“What should I do if the web service/database/etc. is down?”
Have you ever heard a variation of this question? Perhaps you’ve even asked it? This isn’t a terrible question to ask. It shows that you are considering the possibility that a problem could occur.
However, asking the question this way subtly assumes the condition may not occur.
The better question to ask is, “What should I do when the system is down?”
It’s a subtle difference, but asking the question this way implies that the error will occur. If a problem will definitely occur at some point, then you have to do something to handle it. This is especially true when talking to external systems.
Sh…er…Stuff Happens
Checking for, and handling, error conditions is something I’ve been hearing since my C and C++ classes in college. There, I was admonished to always check the return codes from the various system functions my programs called. At the time, it seemed like a lot of work. After all, what could go wrong?
Lots of things, as it turns out.
Ever had an NFS mount go out to lunch on you? Suddenly, reading data from a file doesn’t seem as safe as it used to.
Of course, the network is always reliable too, right? After all, we have redundant switches, with cross connects and immediate fail over. That is, until an innocent typo, during a routine maintenance, shuts the whole thing down.
Oh, and that highly available, clustered, redundant system you’re using? It turns out it has a bug that, when one of the members of the cluster starts thrashing in a garbage collection loop, brings the rest of the cluster down with it.
These aren’t hypothetical scenarios. I’ve seen each and every one in my 20 years as a programmer.
Things will go wrong. It’s only a matter of when.
Handling Errors
Given that problems are going to happen, how do you build software in a way to deal with them? The answer to that question depends a great deal on your application. How critical is the operation? That is, what bad things happen when this fails? How you answer this latter question may determine how much effort you put into handling the error.
Log It
The simplest solution is to log the error to the application log file. I would consider this the minimum solution. There are very few times when you should catch an error and simply ignore it.
What should you write to the log file? Anything that would be helpful in understanding what went wrong and what code was involved. Often this involves a stack trace, but also include as much data about the specific transaction as possible.
Of course, you can go overboard with this. If this error will happen on a fairly regular basis, a full stack trace may be redundant. You also don’t need to log errors at every level of your application. If an exception is thrown from the database layer, simply log the error at the highest level of the application that handles the error, not every layer in between.
Retry
Sometimes, when software goes wrong, the failure may be temporary. Perhaps your request to the web service timed out, or you got a 503 HTTP response code. Maybe the resource you wanted was locked. In these cases, it may be reasonable to retry the operation. You may want to retry multiple times. However, there are a couple of gotchas:
- Limit the number of retries. At some point, you have to decide that the remote service isn’t responding and you should give up.
- Delay between retry attempts. If you called a web service that was overloaded, making your call again immediately isn’t going to help anything.
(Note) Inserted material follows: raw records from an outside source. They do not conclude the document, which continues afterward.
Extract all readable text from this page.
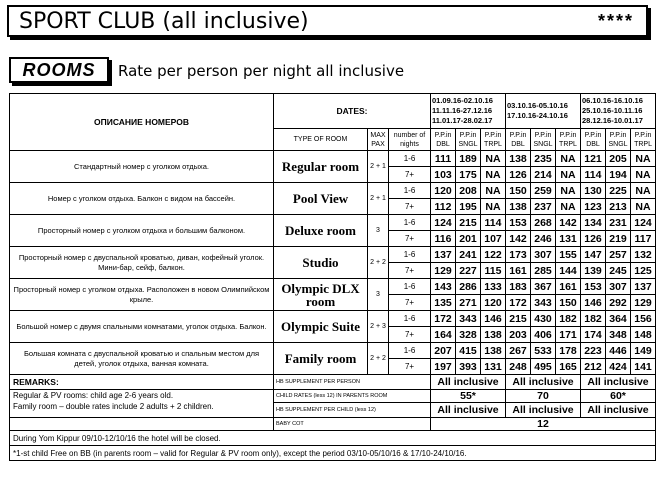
SPORT CLUB (all inclusive)	****
ROOMS	Rate per person per night all inclusive
ОПИСАНИЕ НОМЕРОВ	DATES:			01.09.16-02.10.16 11.11.16-27.12.16 11.01.17-28.02.17			03.10.16-05.10.16 17.10.16-24.10.16			06.10.16-16.10.16 25.10.16-10.11.16 28.12.16-10.01.17		
	TYPE OF ROOM	MAX PAX	number of nights	P.P.in DBL	P.P.in SNGL	P.P.in TRPL	P.P.in DBL	P.P.in SNGL	P.P.in TRPL	P.P.in DBL	P.P.in SNGL	P.P.in TRPL

Стандартный номер с уголком отдыха.	Regular room	2 + 1	1-6	111	189	NA	138	235	NA	121	205	NA
			7+	103	175	NA	126	214	NA	114	194	NA
Номер с уголком отдыха. Балкон с видом на бассейн.	Pool View	2 + 1	1-6	120	208	NA	150	259	NA	130	225	NA
			7+	112	195	NA	138	237	NA	123	213	NA
Просторный номер с уголком отдыха и большим балконом.	Deluxe room	3	1-6	124	215	114	153	268	142	134	231	124
			7+	116	201	107	142	246	131	126	219	117
Просторный номер с двуспальной кроватью, диван, кофейный уголок. Мини-бар, сейф, балкон.	Studio	2 + 2	1-6	137	241	122	173	307	155	147	257	132
			7+	129	227	115	161	285	144	139	245	125
Просторный номер с уголком отдыха. Расположен в новом Олимпийском крыле.	Olympic DLX room	3	1-6	143	286	133	183	367	161	153	307	137
			7+	135	271	120	172	343	150	146	292	129
Большой номер с двумя спальными комнатами, уголок отдыха. Балкон.	Olympic Suite	2 + 3	1-6	172	343	146	215	430	182	182	364	156
			7+	164	328	138	203	406	171	174	348	148
Большая комната с двуспальной кроватью и спальным местом для детей, уголок отдыха, ванная комната.	Family room	2 + 2	1-6	207	415	138	267	533	178	223	446	149
			7+	197	393	131	248	495	165	212	424	141
REMARKS:	HB SUPPLEMENT PER PERSON			All inclusive			All inclusive			All inclusive		

Regular & PV rooms: child age 2-6 years old.
Family room – double rates include 2 adults + 2 children.	CHILD RATES (less 12) IN PARENTS ROOM			55*			70			60*		
	HB SUPPLEMENT PER CHILD (less 12)			All inclusive			All inclusive			All inclusive		
	BABY COT			12								
During Yom Kippur 09/10-12/10/16 the hotel will be closed.												
*1-st child Free on BB (in parents room – valid for Regular & PV room only), except the period 03/10-05/10/16 & 17/10-24/10/16.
Wait a second or two (or longer) before trying again.
- Consider the upstream callers. If every operation in the chain of calls goes through a retry loop with a delay between attempts, the overall request by the user may become unreasonably long.
Fail Fast
If your application keeps making calls to an external system (database, web service, etc.) and getting errors, it doesn’t make any sense to keep calling into that system. In fact, your additional calls may be making things worse!
The design pattern to use in this scenario is called the “Circuit Breaker” pattern. After some number of failed attempts, the circuit “opens”, preventing further requests from flowing through the system. This allows the application to fail right away, rather than wait for the remote system to return the inevitable error…again.
This is such a useful pattern, that the folks at Netflix came up with Hystrix as a way to encapsulate the pattern.
Degrade Gracefully
Whatever method you use for handling errors, your application should try to display something reasonable to the user. There’s nothing more frustrating than having a 500 error page pop up in the middle of trying to get something done.
- Hide the offending content. If the error was generated while trying to generate a non-essential widget on the page, just hide the widget.
- Have a reasonable fallback. Maybe you cached the previous response from the external system. The Netflix recommendation page, at one point, would display the original movie over and over, if the recommendation engine failed to respond.
- Provide an alternate path. Perhaps you can’t submit the request into your ordering system at the moment, but maybe you can send an email to your customer service address with the details so it can be hand entered later?
So the next time you find yourself wondering if something goes wrong, remind yourself that the answer is always “yes”. Then decide what to do when software goes wrong and you’ll build much more resilient, robust applications. Future you will thank you for it.
Discussion Question: What measures do you take when things go wrong in your applications?